Preparing Data for Publication

Both raw data and derived data (data you’ve assembled or processed in some way) from a project need to be neat and tidy before publication. Following principles of tidy data from the beginning will make your workflows more efficient during a project, and will make it easier for others to undertand and use your data once published. However, if your data isn’t yet tidy, you can make it tidier before you publish it.

Consistency is key when managing your data!

At a minimum, use the same terms to refer to the same things throughout your data.
- “origin”, not “starting place”, “beginning location”, and “source”
- “Orcinus orca”, not “killer Whale”, “Killer whale”, “killer.whale”, and “orca”
Consider using a discipline-wide published vocabulary if appropriate (ex: hydrological controlled vocab.)

Naming data files

Bad: “CeNsus data*2ndTry 2/15/2017.csv”

Good: “census_data.csv”

library(tidyverse)

stm_dat <- read_csv("data/StormEvents.csv")

Formatting data

One table/file for each type of observation.
Each variable has its own column.
Each observation has its own row.
Each value has its own cell.

Downstream operations/analysis require tidy data.
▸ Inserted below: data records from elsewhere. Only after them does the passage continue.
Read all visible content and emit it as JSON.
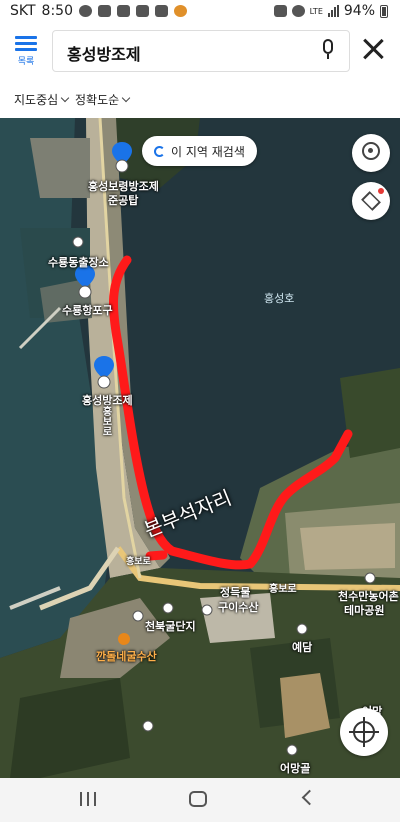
{
  "status": {
    "carrier": "SKT",
    "time": "8:50",
    "network": "LTE",
    "battery": "94%"
  },
  "search": {
    "menu_label": "목록",
    "query": "홍성방조제"
  },
  "filters": [
    {
      "label": "지도중심"
    },
    {
      "label": "정확도순"
    }
  ],
  "map": {
    "rescan_label": "이 지역 재검색",
    "water_label": "홍성호",
    "annotation": "본부석자리",
    "places": {
      "dam_tower": "홍성보령방조제",
      "dam_tower_2": "준공탑",
      "fish_market": "수룡동출장소",
      "port": "수룡항포구",
      "dam": "홍성방조제",
      "road_v": "홍보로",
      "road_h": "홍보로",
      "ferry": "정득물",
      "seafood": "구이수산",
      "cheonbuk": "천북굴단지",
      "kkanti": "깐돌네굴수산",
      "farm": "천수만농어촌",
      "farm_2": "테마공원",
      "yedam": "예담",
      "eomang": "어망",
      "eomang_gol": "어망골",
      "road_small": "홍보로"
    },
    "accent_color": "#ff1a1a"
  }
}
These principles closely map to best practices for “normalization” in database design. R developer Hadley Wickham further describes the priciples of tidy data in this paper (Wickham 2014).

You can work towards ready-to-analyze data incrementally, documenting the intermediate data and cleaning steps you took in your scripts. This can be a powerful accelerator for your analysis both now and in the future.
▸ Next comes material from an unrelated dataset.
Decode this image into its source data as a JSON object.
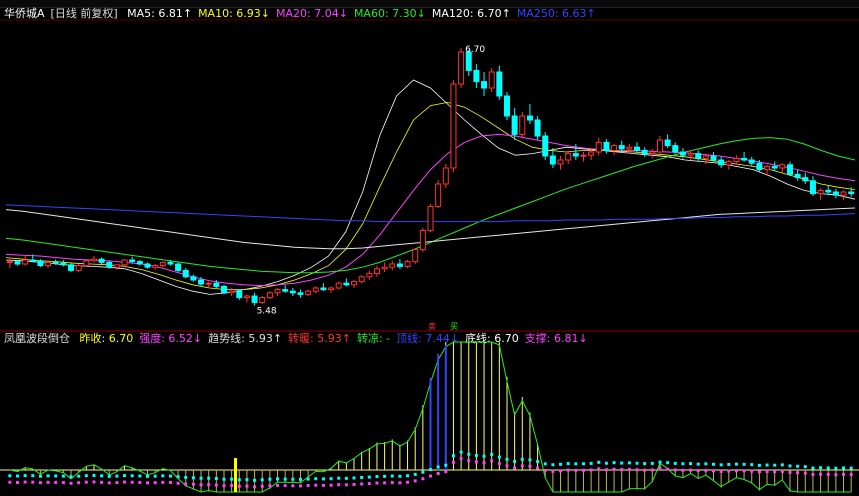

Let’s do a few checks to see if our data is tidy.

make sure data meet criteria above
make sure blanks are NA or some other standard

> head(stm_dat)
> tail(stm_dat)

check date format

> str(stm_dat)    

check case, white space, etc.

> unique(stm_dat$EVENT_NARRATIVE)    

Outputting derived data

Because we followed the principle of one table/file for each type of observation, we have one table to be written out to a file now.

dir.create('storm_project', showWarnings = FALSE)
write_csv(stm_dat, "storm_project/StormEvents_d2006.csv")

Versioning your derived data

Issue: Making sure you and your collaborators are using the same version of a dataset

One solution: version your data in a repository (more on this later)

Top of Section

What is Metadata?

Metadata is the information needed for someone else to understand and use your data. It is the Who, What, When, Where, Why, and How about your data.

This includes package-level and file-level metadata.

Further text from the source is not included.